Earlier this month in the Wall Street Journal, an article in the "Market Movers" section caught my eye. Written by E.S. Browning, it discusses the use of the Transportation Average as an accurate lead indicator in forecasting stock market health. Of course, when the finance industry directs their often short-attention span to transportation, it massages the supply chain manager's ego and we feel they are finally getting what we knew all along--that supply chain architectures support all that which drives economic health. Although transportation is one aspect of those architectures, it operates in parallel and collaboration with the many other physical, financial, informational, relational and innovational aspects of supply chains. So, for example, if manufacturing indexes are down but transportation indicators are up, we have to look at not just what these two are telling us, but also how entire supply chains are operating to make a true assessment of economic strength.
Into the WSJ article:
As they try to predict the future, some analysts are sneaking a peek at a 100-year-old investment theory. Based on the writings of Charles Dow, one of the founders of The Wall Street Journal, it is called Dow Theory.

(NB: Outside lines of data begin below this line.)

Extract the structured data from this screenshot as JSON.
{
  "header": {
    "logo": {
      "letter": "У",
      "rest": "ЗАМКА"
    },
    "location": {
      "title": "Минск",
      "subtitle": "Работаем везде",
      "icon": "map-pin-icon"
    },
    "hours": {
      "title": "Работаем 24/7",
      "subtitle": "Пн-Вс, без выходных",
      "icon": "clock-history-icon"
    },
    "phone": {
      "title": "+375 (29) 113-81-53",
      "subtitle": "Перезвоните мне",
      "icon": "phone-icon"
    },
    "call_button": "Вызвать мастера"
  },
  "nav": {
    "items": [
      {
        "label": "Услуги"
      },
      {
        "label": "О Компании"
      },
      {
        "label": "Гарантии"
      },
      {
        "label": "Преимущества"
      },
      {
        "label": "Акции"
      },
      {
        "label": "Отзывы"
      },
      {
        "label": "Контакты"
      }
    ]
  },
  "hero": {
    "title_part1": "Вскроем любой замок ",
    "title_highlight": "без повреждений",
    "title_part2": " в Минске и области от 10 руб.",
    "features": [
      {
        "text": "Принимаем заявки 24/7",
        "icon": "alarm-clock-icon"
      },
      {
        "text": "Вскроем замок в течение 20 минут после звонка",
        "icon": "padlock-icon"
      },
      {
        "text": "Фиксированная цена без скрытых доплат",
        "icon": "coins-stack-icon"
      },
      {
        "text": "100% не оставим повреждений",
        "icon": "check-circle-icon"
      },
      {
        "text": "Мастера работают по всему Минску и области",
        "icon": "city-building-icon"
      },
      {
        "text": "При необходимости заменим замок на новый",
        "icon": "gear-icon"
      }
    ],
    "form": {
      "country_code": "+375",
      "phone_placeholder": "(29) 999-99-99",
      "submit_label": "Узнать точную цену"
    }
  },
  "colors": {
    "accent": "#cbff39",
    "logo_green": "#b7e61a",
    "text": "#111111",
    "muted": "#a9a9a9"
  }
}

It is catching people's attention because, until recently, the theory was flashing a yellow warning light about the stock market's future. Just lately, the light has turned green, or very close to it.
Dow Theory's most prominent tenet is that, for a stock-market rally to have legs, it needs not only the Dow Jones Industrial Average to hit highs but also the Dow Jones Transportation Average.
Dow Theory holds that the industrial average represents companies that produce goods, while the transports are the distributors -- railroads, airlines, truckers and package-delivery companies. If both are strong, it means a broad swath of the economy is supporting the market's gains. If not, it is time to check the market for lurking problems.
Despite volatility in gas prices over the past year:
Among the transports' leaders at the moment are trucking and railroad companies, which are seeing strong demand.
Analysts are noticing.
"I am not a huge proponent of the Dow Theory, but I do very much care about the breadth of the market rally -- how many different sectors are participating," says Ken Tower, chief market strategist at CyberTrader, a Charles Schwab unit. Mr. Tower likes to use other, broader means of measuring how widespread the market's gains are. "And we are seeing the midcaps and the small caps and the transports join the Dow industrials at record highs. This is a good sign for the market's strength going forward."
In regards to that short attention span:
Back in the 1990s, many investors felt tech stocks were more important than transports. They noted services were a far bigger piece of the economy than manufacturing. And services are distributed not by truck but, often, by technologies. Today, however, the big economic driver is consumers, who use a lot of transportation for themselves and the goods they buy -- including tech goods.
Whatever the case, the broad number of stocks included in the market's recent gains is making even some skeptics say that they don't see the market running out of steam just yet.
I think one of things often missed today is just how much the services industry has become part of the supply chain industry--assisting firms in developing the more complicated architectures related to relationship-building and innovation initiatives that build upon and help reinvigorate what is already established in the physical, financial and informational (technology) practices of supply chain operations. As the above paragraph mentions, technologies and their complementary services (consulting, support, maintenance, etc) are not independent of--they are approached horizontally across--physical distribution and thus analysis shouldn't be independent--not approached functionally or vertically.
It seems that what is required in terms of assessing economic health is a paradigm shift in the mindset of analysts, so that thinking is more horizontal and able to accurately describe industry interdependencies and their impact.